Михаил Ярославич усмехнулся тому, о чем не мог сказать Ак-Сабиту: вон что, знать, в шестой день пир назначили… Ладно.
— Хорошо, Ак-Сабит.
Повернувшись, Ак-Сабит пошел к двери. Михаил еще остановил его:
— Только, мурза, нам наш обычай ныне пировать не велит. Так что не обижайся, но в твоем пиру мы свою снедь вкушать будем…
Когда Ак-Сабит ушел, Михаил сказал Тверитину, стоявшему у двери:
— Слыхал, Ефрем, пировать нынче будем с погаными, прости Господи.
— Да ведь коли до завтрева будет дуть, делать все одно боле нечего, — утешил Ефрем.
— Лошадей-то сам отбери. Квелых отдай татарам, пусть кушают, черти. Да возки пусть поправят, чтоб завтра сами бежали. Коли мурза не наврал…
— Известно, князь, побегут, лишь бы погода стала. — Тверитин явно возрадовался предстоящему пиру.
— Да сам-то не пей, — тихо сказал Михаил. — Моим виночерпием будешь. Понял ли?
— Понял… — так же тихо, серьезно ответил Ефрем.
Посольские бояре воодушевились передышкой от угарной маеты в душных возках, не говоря уж о ездовых и прочих дружинниках. Даже отец Иван не попенял Михаилу, что в постный день дает чади волю выпить и закусить. Во-первых, не в своей земле и не под своими крестами, во-вторых, не из баловства, а по нужному случаю, ну а в-третьих, умаялись люди. Хоть и послушны христиане Божьему голосу, однако такой пустой день все равно проведут не в молитвах — да и не по чину им…
— Не мед вкушать оскорбительно Господу, — согласился отец Иван. — Грех невелик, отмолю.
Церковная строгость не вошла на Руси еще в крепкую силу и свято блюлась лишь в монастырях. На миру же с приходом татар и не в пост питались не жирно. Иные всю зиму сидели на пареной репе, редьке с луком, вяленой рыбе, грибах да орехах. Ну, а тем, кто был не ленив, милосердный Господь и мяса к столу давал всякого: и борового, и дикого, и домашнего. Людьми в ту пору земля оскудела, а дичью-то, напротив, полна была.
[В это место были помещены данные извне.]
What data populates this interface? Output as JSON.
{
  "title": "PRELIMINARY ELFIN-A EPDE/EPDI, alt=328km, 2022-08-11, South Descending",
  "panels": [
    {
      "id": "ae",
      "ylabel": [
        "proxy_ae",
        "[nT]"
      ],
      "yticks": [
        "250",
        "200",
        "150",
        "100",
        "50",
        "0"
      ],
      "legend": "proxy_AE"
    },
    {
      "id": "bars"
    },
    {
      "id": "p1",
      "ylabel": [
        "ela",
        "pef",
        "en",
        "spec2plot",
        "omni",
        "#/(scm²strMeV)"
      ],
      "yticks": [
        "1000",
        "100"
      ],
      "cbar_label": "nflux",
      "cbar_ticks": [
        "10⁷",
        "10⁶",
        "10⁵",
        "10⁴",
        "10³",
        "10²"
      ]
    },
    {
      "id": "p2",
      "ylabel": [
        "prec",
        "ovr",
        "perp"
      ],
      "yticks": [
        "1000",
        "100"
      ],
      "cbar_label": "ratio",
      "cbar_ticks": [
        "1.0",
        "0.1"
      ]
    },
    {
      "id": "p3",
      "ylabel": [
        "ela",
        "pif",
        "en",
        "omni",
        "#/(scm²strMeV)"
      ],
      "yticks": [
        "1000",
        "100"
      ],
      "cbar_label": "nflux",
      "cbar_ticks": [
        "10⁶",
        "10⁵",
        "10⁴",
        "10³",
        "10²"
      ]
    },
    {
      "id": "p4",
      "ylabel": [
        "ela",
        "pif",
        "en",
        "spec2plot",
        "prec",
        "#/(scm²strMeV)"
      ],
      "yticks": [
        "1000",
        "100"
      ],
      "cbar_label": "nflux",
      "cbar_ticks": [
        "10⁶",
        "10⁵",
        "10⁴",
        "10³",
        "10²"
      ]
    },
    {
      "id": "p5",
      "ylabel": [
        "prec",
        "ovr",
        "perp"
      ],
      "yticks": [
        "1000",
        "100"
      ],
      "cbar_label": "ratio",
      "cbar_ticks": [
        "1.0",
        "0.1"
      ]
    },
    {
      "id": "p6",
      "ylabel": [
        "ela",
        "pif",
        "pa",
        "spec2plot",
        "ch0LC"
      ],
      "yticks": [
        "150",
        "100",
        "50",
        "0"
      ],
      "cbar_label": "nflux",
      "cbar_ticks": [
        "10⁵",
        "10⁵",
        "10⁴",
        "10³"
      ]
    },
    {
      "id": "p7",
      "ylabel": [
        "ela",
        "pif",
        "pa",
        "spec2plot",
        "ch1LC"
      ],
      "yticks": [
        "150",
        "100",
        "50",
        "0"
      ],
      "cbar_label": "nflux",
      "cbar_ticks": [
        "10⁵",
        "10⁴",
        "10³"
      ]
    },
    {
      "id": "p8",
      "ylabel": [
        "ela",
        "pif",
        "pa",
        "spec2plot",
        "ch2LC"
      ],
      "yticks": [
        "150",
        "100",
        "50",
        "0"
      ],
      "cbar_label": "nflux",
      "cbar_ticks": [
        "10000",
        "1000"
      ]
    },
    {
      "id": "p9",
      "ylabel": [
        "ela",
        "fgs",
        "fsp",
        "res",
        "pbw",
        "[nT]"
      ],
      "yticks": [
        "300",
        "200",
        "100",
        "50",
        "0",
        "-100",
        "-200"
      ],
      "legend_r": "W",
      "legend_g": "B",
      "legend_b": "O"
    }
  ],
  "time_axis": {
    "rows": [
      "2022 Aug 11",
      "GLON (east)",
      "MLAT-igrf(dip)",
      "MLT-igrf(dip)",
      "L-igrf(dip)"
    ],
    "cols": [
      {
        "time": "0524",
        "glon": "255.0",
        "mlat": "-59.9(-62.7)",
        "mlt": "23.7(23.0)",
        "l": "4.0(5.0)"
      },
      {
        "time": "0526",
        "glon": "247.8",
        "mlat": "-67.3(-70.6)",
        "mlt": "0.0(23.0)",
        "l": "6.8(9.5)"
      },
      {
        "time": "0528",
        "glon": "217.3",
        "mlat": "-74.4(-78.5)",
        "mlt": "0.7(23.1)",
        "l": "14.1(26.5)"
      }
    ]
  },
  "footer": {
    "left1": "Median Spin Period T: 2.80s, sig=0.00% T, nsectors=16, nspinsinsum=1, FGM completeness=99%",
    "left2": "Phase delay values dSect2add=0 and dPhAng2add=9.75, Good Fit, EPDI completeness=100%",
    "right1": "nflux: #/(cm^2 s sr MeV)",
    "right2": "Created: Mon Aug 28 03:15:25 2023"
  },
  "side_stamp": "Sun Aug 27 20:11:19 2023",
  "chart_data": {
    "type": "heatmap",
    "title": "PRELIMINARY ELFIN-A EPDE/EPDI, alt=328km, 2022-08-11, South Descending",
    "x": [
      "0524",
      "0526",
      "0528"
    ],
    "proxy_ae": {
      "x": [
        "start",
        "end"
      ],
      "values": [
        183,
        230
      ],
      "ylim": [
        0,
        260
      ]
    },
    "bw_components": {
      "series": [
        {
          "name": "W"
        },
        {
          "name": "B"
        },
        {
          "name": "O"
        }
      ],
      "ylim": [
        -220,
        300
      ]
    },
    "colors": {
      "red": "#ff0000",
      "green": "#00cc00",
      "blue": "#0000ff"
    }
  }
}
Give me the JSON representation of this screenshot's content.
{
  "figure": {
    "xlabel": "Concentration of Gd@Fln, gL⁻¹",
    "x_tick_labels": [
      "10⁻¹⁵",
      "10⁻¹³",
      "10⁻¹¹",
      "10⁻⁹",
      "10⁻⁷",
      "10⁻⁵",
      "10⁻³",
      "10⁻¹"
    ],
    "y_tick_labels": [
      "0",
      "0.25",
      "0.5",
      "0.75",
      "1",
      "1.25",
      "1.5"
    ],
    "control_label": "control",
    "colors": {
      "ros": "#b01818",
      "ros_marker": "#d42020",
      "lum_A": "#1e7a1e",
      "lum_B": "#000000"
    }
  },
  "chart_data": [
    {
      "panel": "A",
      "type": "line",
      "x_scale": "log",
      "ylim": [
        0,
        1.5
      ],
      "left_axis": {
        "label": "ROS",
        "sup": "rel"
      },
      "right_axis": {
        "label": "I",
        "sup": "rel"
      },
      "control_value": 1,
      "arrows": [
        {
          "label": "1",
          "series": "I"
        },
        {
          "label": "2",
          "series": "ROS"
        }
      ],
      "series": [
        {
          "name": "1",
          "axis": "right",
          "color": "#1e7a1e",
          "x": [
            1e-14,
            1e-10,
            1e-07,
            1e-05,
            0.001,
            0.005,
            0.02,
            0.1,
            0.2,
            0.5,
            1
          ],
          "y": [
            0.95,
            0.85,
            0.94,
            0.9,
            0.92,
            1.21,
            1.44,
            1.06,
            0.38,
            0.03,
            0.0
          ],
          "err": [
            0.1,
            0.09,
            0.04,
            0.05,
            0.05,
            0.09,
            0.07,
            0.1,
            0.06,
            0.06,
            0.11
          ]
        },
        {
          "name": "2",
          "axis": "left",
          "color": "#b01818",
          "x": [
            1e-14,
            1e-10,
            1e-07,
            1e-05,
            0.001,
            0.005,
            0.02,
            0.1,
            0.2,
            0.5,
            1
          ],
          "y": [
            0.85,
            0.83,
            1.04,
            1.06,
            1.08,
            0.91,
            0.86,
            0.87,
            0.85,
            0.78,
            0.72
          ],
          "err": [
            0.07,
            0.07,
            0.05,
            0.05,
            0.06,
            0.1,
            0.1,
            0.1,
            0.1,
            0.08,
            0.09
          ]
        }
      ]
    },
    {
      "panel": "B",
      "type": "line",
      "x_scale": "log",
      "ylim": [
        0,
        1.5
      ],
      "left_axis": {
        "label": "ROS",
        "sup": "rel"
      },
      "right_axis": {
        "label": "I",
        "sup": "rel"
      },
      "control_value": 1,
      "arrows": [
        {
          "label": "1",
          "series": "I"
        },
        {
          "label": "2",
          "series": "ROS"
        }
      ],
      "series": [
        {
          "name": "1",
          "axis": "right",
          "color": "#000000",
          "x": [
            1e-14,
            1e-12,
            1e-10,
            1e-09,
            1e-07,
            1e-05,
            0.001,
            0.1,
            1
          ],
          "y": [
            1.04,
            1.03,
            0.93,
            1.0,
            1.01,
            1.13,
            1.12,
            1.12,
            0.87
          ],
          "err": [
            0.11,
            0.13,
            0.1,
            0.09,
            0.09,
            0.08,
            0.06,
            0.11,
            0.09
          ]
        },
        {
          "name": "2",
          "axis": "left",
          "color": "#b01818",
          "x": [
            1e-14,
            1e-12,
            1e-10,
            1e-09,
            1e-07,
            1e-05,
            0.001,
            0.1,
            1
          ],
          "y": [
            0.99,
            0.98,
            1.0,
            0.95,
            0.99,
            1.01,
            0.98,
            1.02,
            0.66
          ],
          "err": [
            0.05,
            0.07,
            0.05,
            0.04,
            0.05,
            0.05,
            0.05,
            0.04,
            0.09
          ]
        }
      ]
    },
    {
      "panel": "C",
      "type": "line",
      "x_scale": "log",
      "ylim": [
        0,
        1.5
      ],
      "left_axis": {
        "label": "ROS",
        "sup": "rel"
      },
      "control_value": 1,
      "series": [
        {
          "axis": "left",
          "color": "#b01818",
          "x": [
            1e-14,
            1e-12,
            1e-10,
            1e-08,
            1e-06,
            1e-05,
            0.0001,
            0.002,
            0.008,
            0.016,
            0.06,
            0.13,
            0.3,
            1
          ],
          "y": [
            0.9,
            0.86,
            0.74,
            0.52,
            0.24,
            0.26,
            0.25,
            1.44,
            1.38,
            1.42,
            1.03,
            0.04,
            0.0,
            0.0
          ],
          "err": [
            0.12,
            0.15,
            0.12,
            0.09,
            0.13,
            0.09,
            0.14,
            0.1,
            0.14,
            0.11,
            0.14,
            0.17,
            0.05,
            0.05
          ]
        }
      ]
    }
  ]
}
Распорядившись о необходимых приуготовлениях, Михаил с Тверитином, боярами и ямским становым — татарином, в избе которого ночевал, — отправился на конный двор отбирать лошадей. Золотая ханская пайцза давала право на пользование ямскими сменными лошадями.
Во всей слободе было не больше двадцати домов. И всего в двух дворах избы оказались срублены из бревен. Самым большим жилищем была изба станового, поставленная, как на Руси у доброго хозяина, на взмостьях, имелись в избе клеть, и сени, и подклети, большая горница и еще повалушка, да естовая и дворовая связь вприруб. Да на дворе еще отдельно стояла другая изба — поварня. Ладное жилье срубил татарину русский плотник. Что русский, видно было по всему, даже по коньку кровли, точенному топором с любовью и глядевшему на восток. Татары свои дома входом ставили лишь на юг. Вторая рубленая изба была поменьше и победнее, хотя и в ней жил татарин. А остальные дома и вовсе сложены из саманного кирпича и обмазаны глиной… Слободка тянулась единым тесным рядком от горы к Волге, которая угадывалась вдали по голым пустырям вдоль берегов да по снежным неровным наносам.
Снег по-прежнему сыпал с неба, правда, уже не обильный и мокрый, а жесткий и злой, как песок; казалось, со всех сторон ветер то и дело кидает его горстями в лицо, и не отвернуться от него, не прикрыться. Да и немудрено: над ямой, где стояла слободка, видать, столкнулись все четыре небесных шайтана, дувшие в толстые монгольские щеки.
По русским меркам, конный двор был богат, по татарским — не просто беден, а нищ. В просторном холодном загоне без стойл, сбившись в теплую кучу, топталось не более пятидесяти лошадей, на вид не шибко хороших. Для завтрашнего гона едва смогли отобрать взамен заморенных нужное число лошадей, крепких хотя бы снаружи.
Впрочем, князь знал, что татарские лошади на вид-то как раз обманчивы: хоть и низкорослы, но упрямы и жилисты. Русский высокий конь изрядно красивей и в коротком беге, конечно, резвей, однако в долгом гоне нет выносливей степных лошадок.
— Все ли это кони твои? — спросил князь станового.